In one case, Duncan said, a small home that hasn’t had a single case of COVID-19 sought to build a new facility to get away from the three- and four-bedroom wards that have proven to be like death traps if COVID-19 got in. The facility needed financing to get the project going, but was denied money from a lender because of the lack of liability insurance for COVID-19, she said.
The lack of coverage against infectious diseases also leaves directors and members of boards personally liable to any legal action, Duncan said.
There are numerous lawsuits, including several class-action suits that have already been brought by grieving families against homes where residents died of COVID-19.
Duncan said the majority of homes have insurance renewals set for Dec. 31.
Her association has pleaded its case to the federal government in a letter sent late last week, asking Ottawa to provide a “backstop” and essentially insure the insurance companies.
“In consultation with insurers, reinsurance companies and major lenders, it is clear to us that long-term care is now essentially uninsurable for outbreaks,” Duncan wrote.
The insurance industry is open to the association’s federal government backstop idea, Kee said.
The Prime Minister’s Office referred questions to the Minister of Health, which did not answer questions about the request from the long-term care association.
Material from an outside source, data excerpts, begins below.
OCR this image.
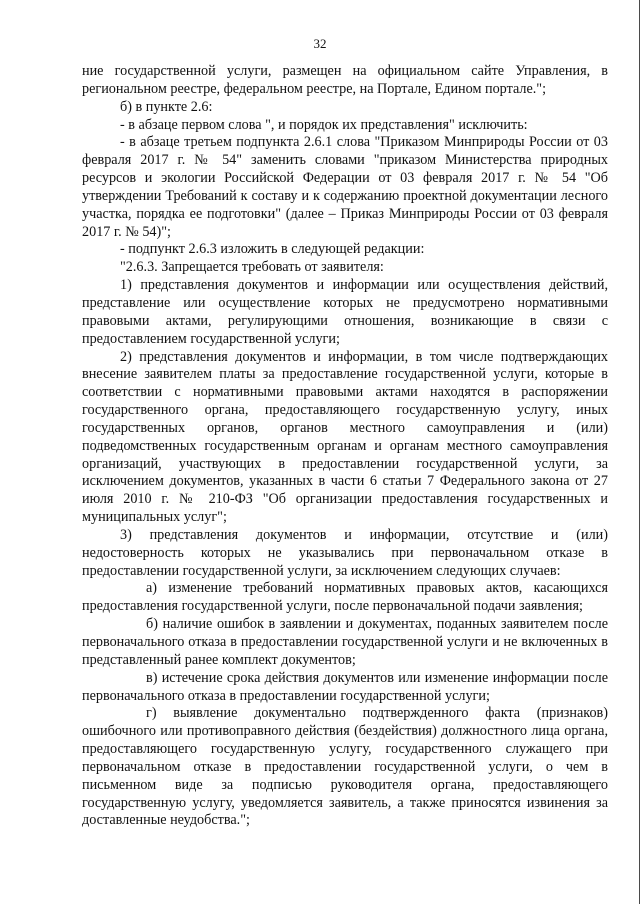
32

ние государственной услуги, размещен на официальном сайте Управления, в региональном реестре, федеральном реестре, на Портале, Едином портале.";

б) в пункте 2.6:

- в абзаце первом слова ", и порядок их представления" исключить:

- в абзаце третьем подпункта 2.6.1 слова "Приказом Минприроды России от 03 февраля 2017 г. № 54" заменить словами "приказом Министерства природных ресурсов и экологии Российской Федерации от 03 февраля 2017 г. № 54 "Об утверждении Требований к составу и к содержанию проектной документации лесного участка, порядка ее подготовки" (далее – Приказ Минприроды России от 03 февраля 2017 г. № 54)";

- подпункт 2.6.3 изложить в следующей редакции:

"2.6.3. Запрещается требовать от заявителя:

1) представления документов и информации или осуществления действий, представление или осуществление которых не предусмотрено нормативными правовыми актами, регулирующими отношения, возникающие в связи с предоставлением государственной услуги;

2) представления документов и информации, в том числе подтверждающих внесение заявителем платы за предоставление государственной услуги, которые в соответствии с нормативными правовыми актами находятся в распоряжении государственного органа, предоставляющего государственную услугу, иных государственных органов, органов местного самоуправления и (или) подведомственных государственным органам и органам местного самоуправления организаций, участвующих в предоставлении государственной услуги, за исключением документов, указанных в части 6 статьи 7 Федерального закона от 27 июля 2010 г. № 210-ФЗ "Об организации предоставления государственных и муниципальных услуг";

3) представления документов и информации, отсутствие и (или) недостоверность которых не указывались при первоначальном отказе в предоставлении государственной услуги, за исключением следующих случаев:

а) изменение требований нормативных правовых актов, касающихся предоставления государственной услуги, после первоначальной подачи заявления;

б) наличие ошибок в заявлении и документах, поданных заявителем после первоначального отказа в предоставлении государственной услуги и не включенных в представленный ранее комплект документов;

в) истечение срока действия документов или изменение информации после первоначального отказа в предоставлении государственной услуги;

г) выявление документально подтвержденного факта (признаков) ошибочного или противоправного действия (бездействия) должностного лица органа, предоставляющего государственную услугу, государственного служащего при первоначальном отказе в предоставлении государственной услуги, о чем в письменном виде за подписью руководителя органа, предоставляющего государственную услугу, уведомляется заявитель, а также приносятся извинения за доставленные неудобства.";
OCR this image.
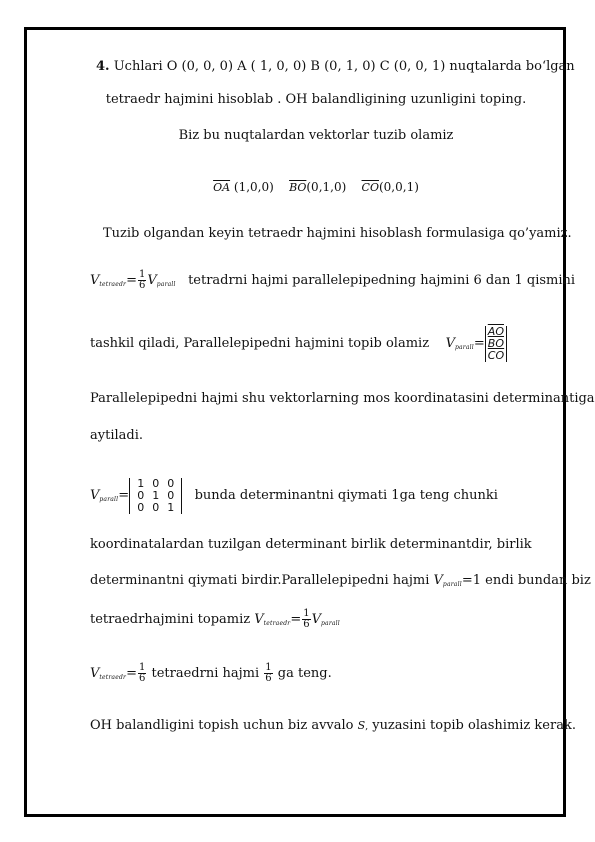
4. Uchlari O (0, 0, 0) A ( 1, 0, 0) B (0, 1, 0) C (0, 0, 1) nuqtalarda bo‘lgan
tetraedr hajmini hisoblab . OH balandligining uzunligini toping.
Biz bu nuqtalardan vektorlar tuzib olamiz
$\overline{OA}$ (1,0,0) $\overline{BO}(0,1,0)$ $\overline{CO}(0,0,1)$
Tuzib olgandan keyin tetraedr hajmini hisoblash formulasiga qo’yamiz.
$V_{tetraedr}= \frac{1}{6} V_{parall}$ tetradrni hajmi parallelepipedning hajmini 6 dan 1 qismini
tashkil qiladi, Parallelepipedni hajmini topib olamiz $V_{parall}=$
$\overline{AO}$
$\overline{BO}$
$\overline{CO}$
Parallelepipedni hajmi shu vektorlarning mos koordinatasini determinantiga
aytiladi.
$V_{parall}=$
1	0	0
0	1	0
0	0	1
bunda determinantni qiymati 1ga teng chunki
koordinatalardan tuzilgan determinant birlik determinantdir, birlik
determinantni qiymati birdir.Parallelepipedni hajmi $V_{parall}=1$ endi bundan biz
tetraedrhajmini topamiz $V_{tetraedr}= \frac{1}{6} V_{parall}$
$V_{tetraedr}= \frac{1}{6}$ tetraedrni hajmi $\frac{1}{6}$ ga teng.
OH balandligini topish uchun biz avvalo S, yuzasini topib olashimiz kerak.
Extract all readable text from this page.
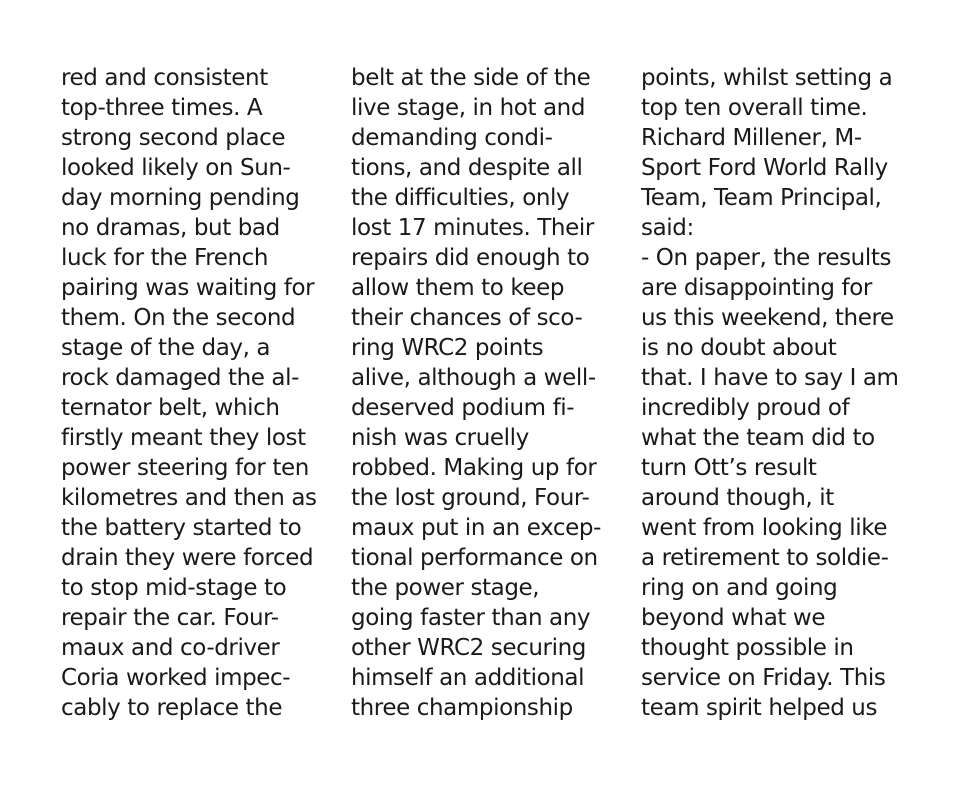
red and consistent
top-three times. A
strong second place
looked likely on Sun-
day morning pending
no dramas, but bad
luck for the French
pairing was waiting for
them. On the second
stage of the day, a
rock damaged the al-
ternator belt, which
firstly meant they lost
power steering for ten
kilometres and then as
the battery started to
drain they were forced
to stop mid-stage to
repair the car. Four-
maux and co-driver
Coria worked impec-
cably to replace the
belt at the side of the
live stage, in hot and
demanding condi-
tions, and despite all
the difficulties, only
lost 17 minutes. Their
repairs did enough to
allow them to keep
their chances of sco-
ring WRC2 points
alive, although a well-
deserved podium fi-
nish was cruelly
robbed. Making up for
the lost ground, Four-
maux put in an excep-
tional performance on
the power stage,
going faster than any
other WRC2 securing
himself an additional
three championship
points, whilst setting a
top ten overall time.
Richard Millener, M-
Sport Ford World Rally
Team, Team Principal,
said:
- On paper, the results
are disappointing for
us this weekend, there
is no doubt about
that. I have to say I am
incredibly proud of
what the team did to
turn Ott’s result
around though, it
went from looking like
a retirement to soldie-
ring on and going
beyond what we
thought possible in
service on Friday. This
team spirit helped us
A spokesman for Health Minister Patty Hajdu said the federal government will work with the provinces “to set new, national standards for long-term care that ensure the health, safety, and well-being of residents.”
In Ontario, the majority of homes are for-profit, with the remainder not-for-profit or municipally owned.
Several experts questioned whether it is appropriate for taxpayers to insure for-profit insurance companies and thereby cover any claim against long-term care homes.
Tamara Daly, the director of the York University Centre for Aging Research and Education, said taxpayers providing insurance to the long-term care industry is not workable.
“I think it would be a knee-jerk reaction to publicly fund liability insurance,” she said.
Daly and Samir Sinha, the director of health policy research at the National Institute on Ageing and a professor of medicine at the University of Toronto, said public money would be better spent fixing the long-term care home system in the province rather than fixing the insurance issues.
“If we dealt with the fundamental issues right off the beginning, if homes had enough staffing, enough PPE, they may not have been in the situation in the first place,” Sinha said.
More than 1,900 residents of long-term care homes have died from COVID-19 since the pandemic hit. The number of cases in the province’s 625 facilities are surging once again as the second wave takes hold, with outbreaks in 72 homes by mid-October.